Thursday 2 August 2012

The Olympics and the voluntary sector

Well , here I am at the Veledrome for the Olympic cycling finals. A gold for Hoy, Pendleton and team? I hope so! The veledrome is a gorgeous building , though I'm also rather fond of the Veledrome in Herne Hill; the hound and I usually pop in if we are making our way to Dulwich Park. This was the early scene of Bradley Wiggins training!

But it is worth reflecting on the role of the country's charity sector in making this a great Games. We all know about the role of the thousands of volunteers. But there have been many national charities intimately connected with the Games. Take the example of the RNIB.

When London was awarded the Games there was cross partysupport and ministerial commitment to the most inclusive and accessible Olympics ever. LOCOG, ODA and the Olympic partners have been rising to that challenge with guidance from RNIB. All those involved have been working hard to guarantee that blind and partially sighted people get the best from this commitment, demonstrating that the UK leads the world in this practice. We can be really proud of this achievement , which could not have happened without the power and strength of RNIB. It's often fashionable to disparage national charities but no single local or regional charity could have done what RNIB has achieved.

This began with the ticketing . RNIB worked closely with LOCOG on an accessible ticketing strategy, which included companion's tickets for sighted guides, a website and payment system usable with assistive technology and colour contrasting tickets to help people with low vision. RNIB also ensured that spectator information relating to the tickets will be available in Braille, audio, and larger print.

Then of course lots of blind people wanted to participate in all aspects of the games, and they have; with 4 blind torchbearers, and 5 blind Para-Olympic torchbearers. RNIB supported more than 50 blind and partially sighted people to find Olympic jobs, and over 70 blind and partially sighted people in applying to the volunteering programme, Many of these roles are "Front of house".

Possibly best of all is the agreement RNIB secured with LOCOG of an audio description service at every event for spectators across the country and to cap this, the first ever live audio description on TV of a major event; The Opening ceremony.

Working with the BBC, RNIB has been helping train the commentators and BBC colleagues have been working up to the wire to solve some big technical challenges. And lots of the cultural events included audio description.

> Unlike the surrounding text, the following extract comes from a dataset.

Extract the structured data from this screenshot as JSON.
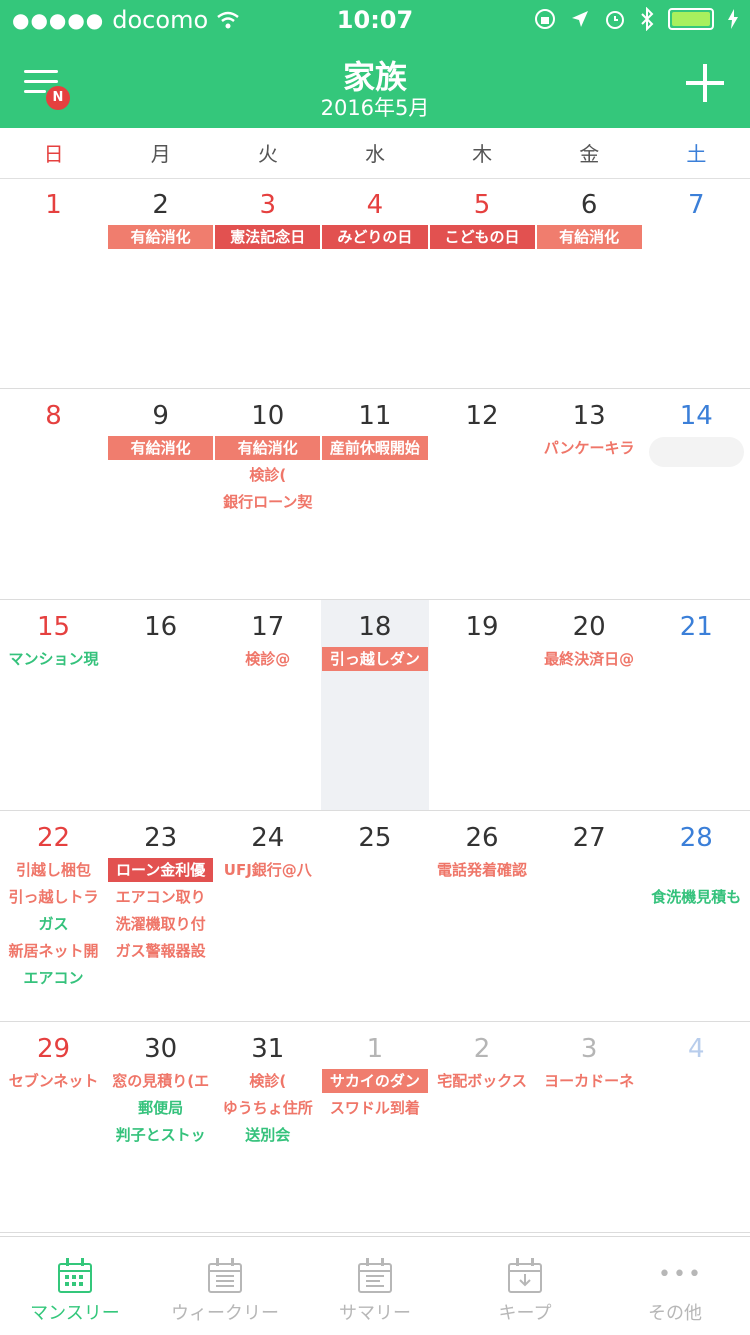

The opening ceremony was a triumph. Interesting that a number of MPs criticised the event; Burley for it's "multicultural crap" and Halfon's criticism of Shami Chakarabati of Liberty for helping escort the Union Flag . But one of the great features of the ceremony was the celebration of the country's civil society. So whether that was the suffragettes or the Jarrow marchers ,we were reminded that one of this country's great contributions to the world has been our tradition of a strong and vibrant civil society ; there to champion the excluded and to advocate for a fairer and more just society. Messrs Burley and Halfon should reflect on what is happening in Russia where NGOs are being suppressed for expressing dissent. A vibrant democracy encourages and celebrates organisations like Liberty.

So for me the glory of that Opening was how it brought together the distinct and important roles of our country's civil society; it's ability to galvanise volunteers , to provide services for beneficiaries and to speak truth to power. Long my that continue.